Alphabet’s quarterly results prove the advertising market is suffering, and that bodes poorly for other companies that make most of their money from ads, including Meta. 

On Tuesday, Alphabet reported that Google’s third-quarter advertising revenue fell sequentially by nearly $2 billion compared to this year’s second quarter. Alphabet’s CFO Ruth Porat attributed the decline to a “pullback in advertiser spend in some areas” on the company’s earnings call.

“When Google stumbles, it’s a bad omen for digital advertising at large,” said Evelyn Mitchell, principal analyst at Insider Intelligence, a research firm owned by Insider’s parent company. 

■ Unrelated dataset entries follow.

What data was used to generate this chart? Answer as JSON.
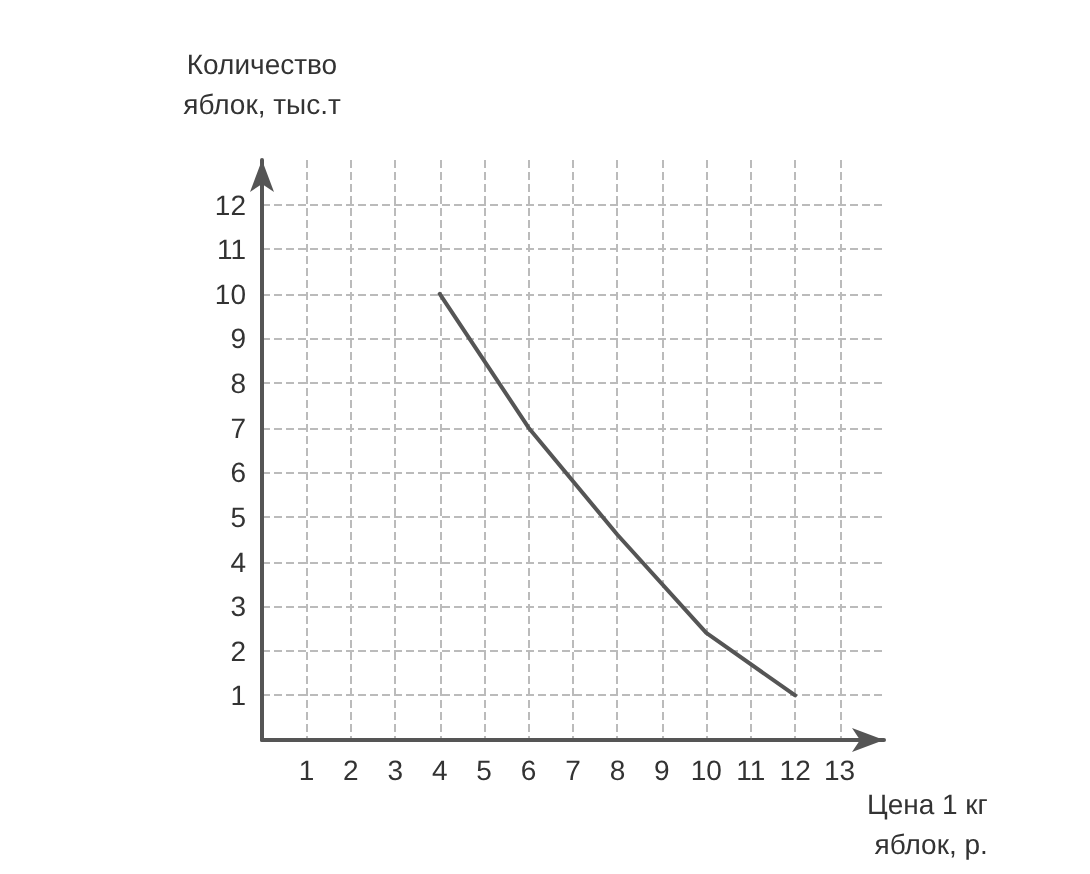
{
  "chart_data": {
    "type": "line",
    "xlabel": "Цена 1 кг яблок, р.",
    "ylabel": "Количество яблок, тыс.т",
    "x": [
      4,
      6,
      8,
      10,
      12
    ],
    "series": [
      {
        "color": "#555555",
        "values": [
          10,
          7,
          4.6,
          2.4,
          1
        ]
      }
    ],
    "xlim": [
      0,
      14
    ],
    "xticks": [
      1,
      2,
      3,
      4,
      5,
      6,
      7,
      8,
      9,
      10,
      11,
      12,
      13
    ],
    "ylim": [
      0,
      13
    ],
    "yticks": [
      1,
      2,
      3,
      4,
      5,
      6,
      7,
      8,
      9,
      10,
      11,
      12
    ],
    "grid": true,
    "marker": "none",
    "line_style": "solid"
  }
}
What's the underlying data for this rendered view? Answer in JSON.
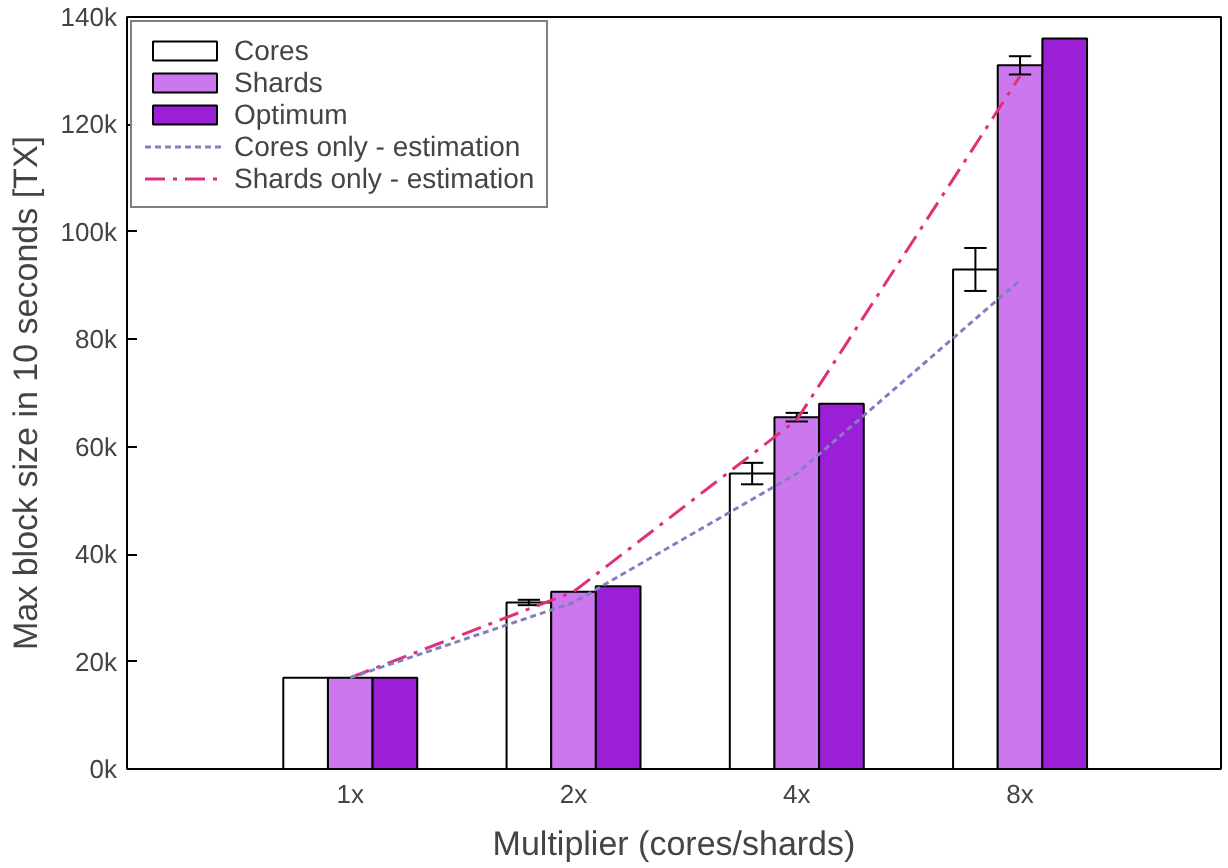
{
  "chart_data": {
    "type": "bar",
    "xlabel": "Multiplier (cores/shards)",
    "ylabel": "Max block size in 10 seconds [TX]",
    "categories": [
      "1x",
      "2x",
      "4x",
      "8x"
    ],
    "series": [
      {
        "name": "Cores",
        "color": "#ffffff",
        "values": [
          17000,
          31000,
          55000,
          93000
        ],
        "errors": [
          null,
          500,
          2000,
          4000
        ]
      },
      {
        "name": "Shards",
        "color": "#cc77ee",
        "values": [
          17000,
          33000,
          65500,
          131000
        ],
        "errors": [
          null,
          null,
          800,
          1700
        ]
      },
      {
        "name": "Optimum",
        "color": "#9b1fd6",
        "values": [
          17000,
          34000,
          68000,
          136000
        ]
      },
      {
        "name": "Cores only - estimation",
        "type": "line",
        "line_style": "dashed",
        "color": "#8080c0",
        "values": [
          17000,
          31000,
          55000,
          91000
        ]
      },
      {
        "name": "Shards only - estimation",
        "type": "line",
        "line_style": "dashdot",
        "color": "#e0307a",
        "values": [
          17000,
          33000,
          65000,
          129000
        ]
      }
    ],
    "ylim": [
      0,
      140000
    ],
    "yticks": [
      {
        "value": 0,
        "label": "0k"
      },
      {
        "value": 20000,
        "label": "20k"
      },
      {
        "value": 40000,
        "label": "40k"
      },
      {
        "value": 60000,
        "label": "60k"
      },
      {
        "value": 80000,
        "label": "80k"
      },
      {
        "value": 100000,
        "label": "100k"
      },
      {
        "value": 120000,
        "label": "120k"
      },
      {
        "value": 140000,
        "label": "140k"
      }
    ],
    "grid": false,
    "legend": "top left"
  }
}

To be sure, Google’s weaker-than-expected results could signal trouble for Meta, which has already reported slowing advertising revenues in previous quarters. 

In a recent note, Mark Mahaney, an analyst at Evercore, wrote that he expects Meta’s third-quarter ad revenue to decline 5% compared to last year when it reports earnings on Wednesday. 

A further drop in advertising revenue for Meta could add to investors’ anxiety as the company has recently drawn ire from analysts and at least one prominent investor for its — so far  unprofitable pivot to the metaverse. 

However, Google’s disappointing results were not the first sign of the continued digital ad slowdown. Snap also reported weak quarterly results last week. 

“We are finding that our advertising partners across many industries are decreasing their marketing budgets, especially in the face of operating environment headwinds, inflation-driven cost pressures, and rising costs of capital,” Snap wrote in a letter to investors.